Broadway is making changes to be more “preventative and proactive” by developing additional long-term programs, like the after-school program, to have a “big impact on a smaller group of people,” Freemyer said.
One such effort is collaborating with Family Pathfinders, a statewide welfare-to-work initiative that matches families in transition with mentoring teams to become more self-sufficient. Broadway is recruiting church members to serve on these teams and also is developing their own program to work with those who have even greater barriers to self-sufficiency.
“We want to combine the mentoring team approach with more extensive services, like providing rent and job training for those that we've identified through the Baptist Center and Agape meal,” Freemyer said. “We want to focus our time and resources on just a few individuals so that we're doing everything possible to help ensure their success and make a dramatic impact in their lives.”

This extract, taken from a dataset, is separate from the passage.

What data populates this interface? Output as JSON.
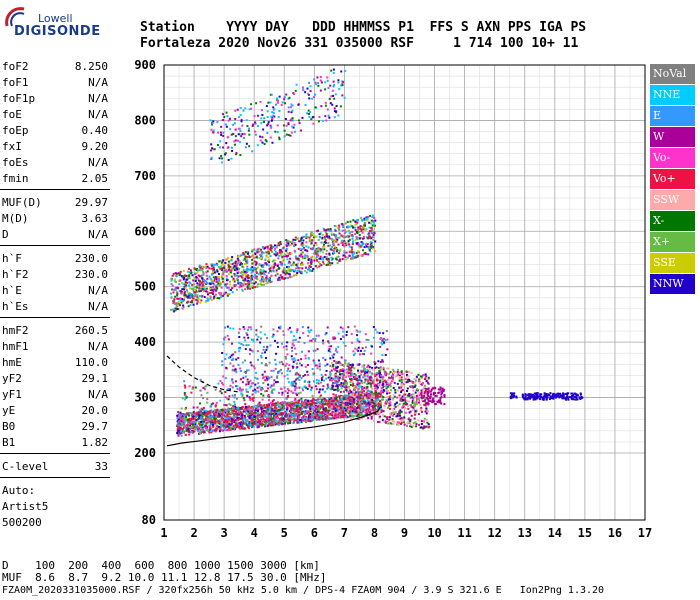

Another program in the works is a citywide initiative to provide shelter to more homeless people through churches and places of faith. Similar to the Room in the Inn initiative in Nashville, Tenn., the second-largest homeless shelter provider in the city, this project would require extensive collaboration and planning but little investment, Freemyer said.
“It's a vision that extends the ministry of hospitality that we have with the Agape meal and with the Baptist Center,” he said. “It reinforces the idea of the church as a place of refuge.”
The latest attempt to provide a venue of refuge and hospitality was kicked off Oct. 31 as members of Broadway hosted a morning coffee hour with the homeless. Music, cinnamon rolls and tables were set up in coffee-shop style so that people stopping by the Baptist Center for sack lunches or financial assistance could come in and enjoy food and fellowship, Davis said.
“Some of the people who come here are starved for relationships with other people,” Reed said. “They're afraid of the relationships on the street and in shelters. I'm sure this will catch on.”
Building relationships with the community they serve is a huge part of Buckner and Broadway's ministry, which is why so many faithful volunteers give hours of their time to make a difference in someone's life.
From volunteers like Eloise Coffey, who has flawlessly packed lunches in the food pantry twice a week for a year like she's packing them for her own children to Peggy Mitchell, who has set up the Agape meal tables every Thursday for more than three years to create a “safe place” and help others “feel like human beings,” it is evident the members of Broadway are called to missions in action to transform their community.
“I like to think of it as love in action,” Galassi said. “In James it says, 'Faith without works is dead, and what good does it do to tell a brother who's in need of food and clothing to go in peace?' It's only when we really help them that the word carries a message. I've been blessed to be brought up in a home that shared that love, and it's only right to give it back out.
“It's a neat thing to see. It's not just one person. No one person could do all of this. It's a community of people who care and share in what all it entails.”